Deb Bitzan’s poodle mixes, Rufus and Tesla, have started popping into her home office and circling her standing desk around noon on weekdays.

They know lunchtime is when they get to go outside and play, said Bitzan, a 32-year-old downtown Columbus resident.

Bitzan is a CoverMyMeds employee and has been working at home for the past few weeks because of the COVID-19 coronavirus pandemic.

Initially, she said, she realized she wasn’t giving herself any breaks. But her dogs have helped her regulate her schedule and take breaks to stretch, eat something or go outside with them, she said.

“They’ll check in with me every few hours,” she said.

Many other central Ohioans have traded coworkers for furry friends during the pandemic and the state’s stay-at-home orders. And those pets could be having a positive impact on their mental well-being, according to experts.

Research has shown that interacting with a pet, whether in a physical or mental way, even for intermittent periods of time, can have profound mental- or physical-health benefits, said Rustin Moore, dean of the Ohio State University College of Veterinary Medicine.

Moore said benefits of pet ownership might be even more profound during this period of social distancing than under normal circumstances. Pets are especially important for those with mental-health conditions during physical isolation, he said.

Whenever a person interacts with a pet, especially through physical touching, two things occur, Moore said. The stress hormone, cortisol, decreases, and the “feel-good” hormone, oxytocin, increases, he said.

Stress relief is something Hilliard resident Blake Miller has noticed as he works at home alongside rescue dogs Toby, Onyx, Sofi and Pike.

The 23-year-old is a training officer for the Ohio Department of Developmental Disabilities, and he had worked on the 13th floor of the James A. Rhodes State Office Tower in downtown Columbus.

Now, Miller said, taking five minutes to throw a ball with one of his dogs outside gives him a new frame of mind when he returns to his work.

“It’s been much more refreshing than anything I’ve been able to do at work,” he said.

Columbus resident Christie Ross, 31, said she has found herself working more at home for a pet-insurance company, Pumpkin, than she had done from the office, simply because it’s always accessible.

But her dogs have been forcing her to take breaks, she said.

Ross has three rescue dogs – Bruno, Murphy and Stella – and two cats, Marley and Lucy.

She said that as someone who recently was divorced and now is living alone, her animals provide an emotional connection when she is working from home with limited socialization. Pet ownership also helps her connect with other animal lovers online via social media, she said.

“Having my pets with me is everything,” Ross said.

April Samuelson, 33, who lives in Columbus’ Merion Village neighborhood, said having her dog, Blondie, by her side while social distancing has made a big difference.

Samuelson works for an IT equipment manufacturer and said she had to try working from multiple rooms in her house before Blondie would refrain from barking and hopping onto her lap or computer.

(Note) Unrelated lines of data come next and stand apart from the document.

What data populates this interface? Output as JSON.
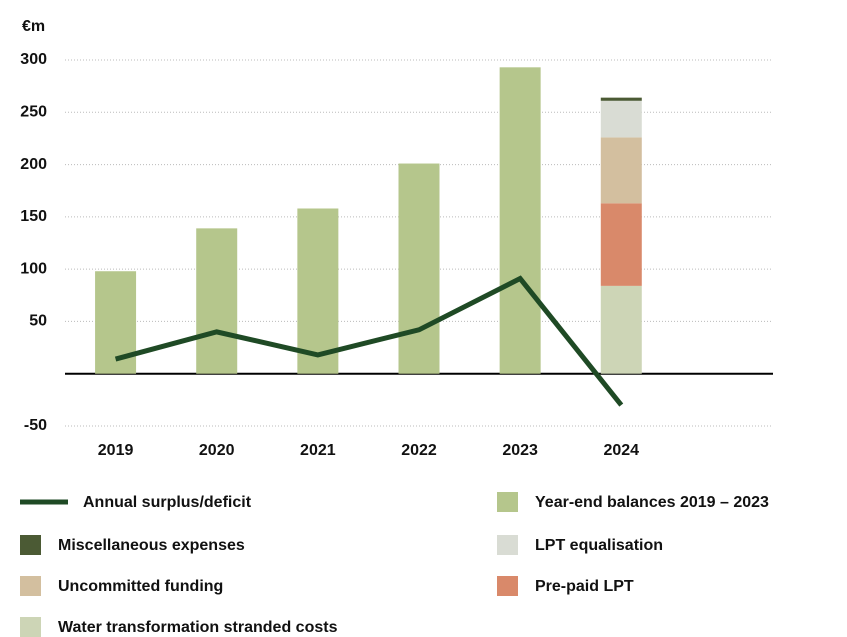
{
  "chart_data": {
    "type": "bar",
    "unit": "€m",
    "categories": [
      "2019",
      "2020",
      "2021",
      "2022",
      "2023",
      "2024"
    ],
    "series": [
      {
        "name": "Annual surplus/deficit",
        "type": "line",
        "color": "#1f4a25",
        "values": [
          14,
          40,
          18,
          42,
          91,
          -30
        ]
      },
      {
        "name": "Year-end balances 2019 – 2023",
        "color": "#b5c68c",
        "values": [
          98,
          139,
          158,
          201,
          293,
          null
        ]
      },
      {
        "name": "Miscellaneous expenses",
        "color": "#4b5a34",
        "values": [
          null,
          null,
          null,
          null,
          null,
          3
        ]
      },
      {
        "name": "LPT equalisation",
        "color": "#d9dcd4",
        "values": [
          null,
          null,
          null,
          null,
          null,
          35
        ]
      },
      {
        "name": "Uncommitted funding",
        "color": "#d3bf9f",
        "values": [
          null,
          null,
          null,
          null,
          null,
          63
        ]
      },
      {
        "name": "Pre-paid LPT",
        "color": "#d9896a",
        "values": [
          null,
          null,
          null,
          null,
          null,
          79
        ]
      },
      {
        "name": "Water transformation stranded costs",
        "color": "#cdd5b6",
        "values": [
          null,
          null,
          null,
          null,
          null,
          84
        ]
      }
    ],
    "ylim": [
      -50,
      300
    ],
    "yticks": [
      -50,
      50,
      100,
      150,
      200,
      250,
      300
    ],
    "grid": true
  }
}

She finally settled on her guest bedroom, she said, because he can sleep on the day bed and gaze out the window at squirrels.

Although Samuelson has adjusted to working at home with Blondie, her new environment also has given her the opportunity to meet the pets of other coworkers through videoconferencing. The experience has given her a better sense of other people’s lives, she said.

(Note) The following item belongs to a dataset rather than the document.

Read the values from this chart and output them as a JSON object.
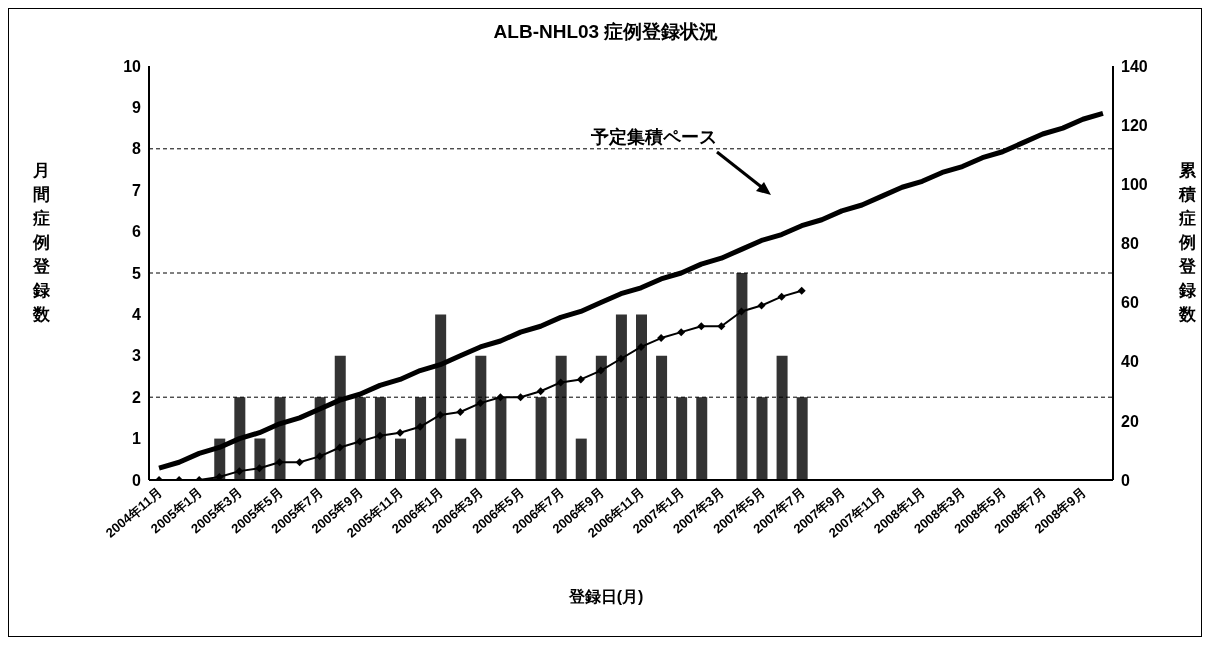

Kathleen Watson, a Hilliard City Schools student teacher, said the opportunity for her students to see her cat, Caesar, via video chat helps her build rapport with them.

In addition to Caesar, the 24-year-old Grandview Heights resident’s cats include Norman and Wilhelmina.

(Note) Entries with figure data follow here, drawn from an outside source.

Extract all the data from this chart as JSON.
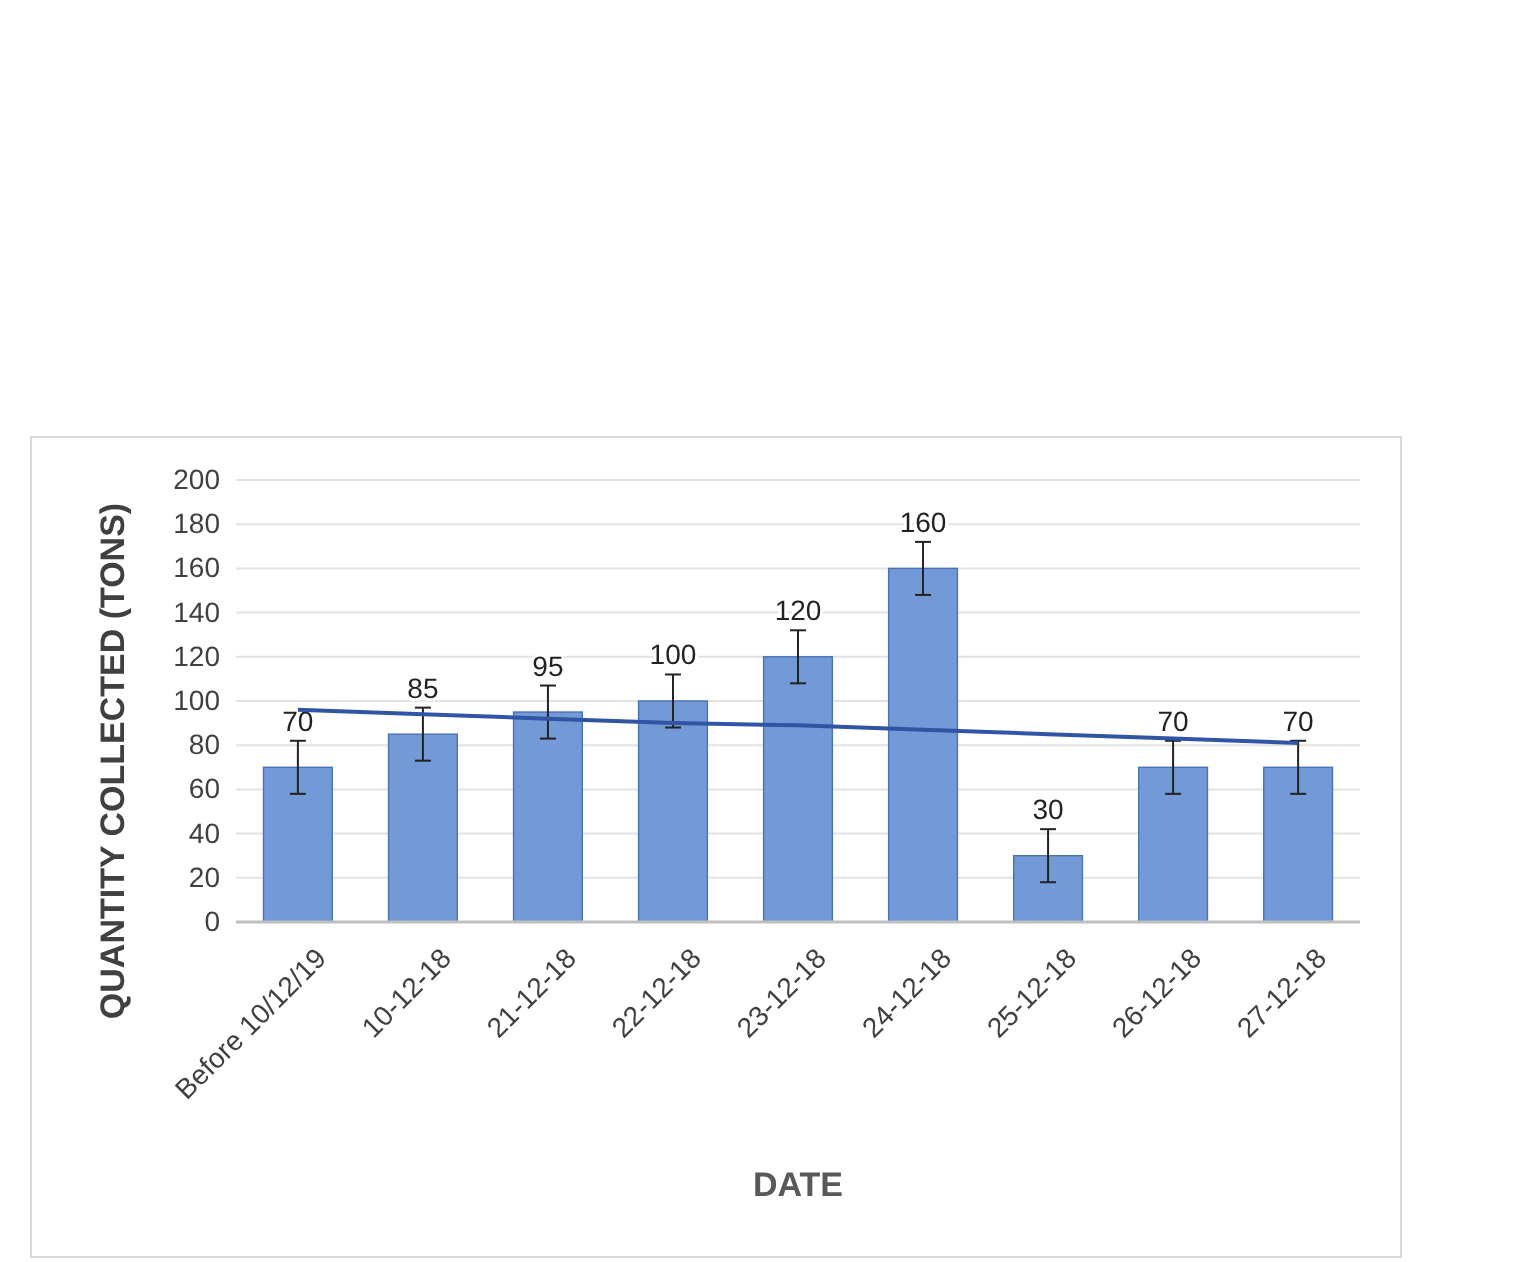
{
  "chart_data": {
    "type": "bar",
    "xlabel": "DATE",
    "ylabel": "QUANTITY COLLECTED (TONS)",
    "categories": [
      "Before 10/12/19",
      "10-12-18",
      "21-12-18",
      "22-12-18",
      "23-12-18",
      "24-12-18",
      "25-12-18",
      "26-12-18",
      "27-12-18"
    ],
    "series": [
      {
        "color": "#7399d6",
        "values": [
          70,
          85,
          95,
          100,
          120,
          160,
          30,
          70,
          70
        ],
        "value_labels": [
          "70",
          "85",
          "95",
          "100",
          "120",
          "160",
          "30",
          "70",
          "70"
        ],
        "errors": [
          12,
          12,
          12,
          12,
          12,
          12,
          12,
          12,
          12
        ]
      },
      {
        "type": "line",
        "color": "#2f55a4",
        "values": [
          96,
          94,
          92,
          90,
          89,
          87,
          85,
          83,
          81
        ]
      }
    ],
    "ylim": [
      0,
      200
    ],
    "yticks": [
      0,
      20,
      40,
      60,
      80,
      100,
      120,
      140,
      160,
      180,
      200
    ],
    "grid": "y"
  }
}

Watson said she has enjoyed working from home because she has the opportunity to help Wilhelmina, who went blind a year or so ago, around the house.

Wilhelmina spends most of the time lying on a heat register in Watson’s office, but she will come up to Watson’s desk and tap her on the shoulder for attention.

Caesar, meanwhile, likes to enter the office and throw himself onto the floor or hop onto Watson’s lap.

“I think they love having someone home with them all the time,” she said.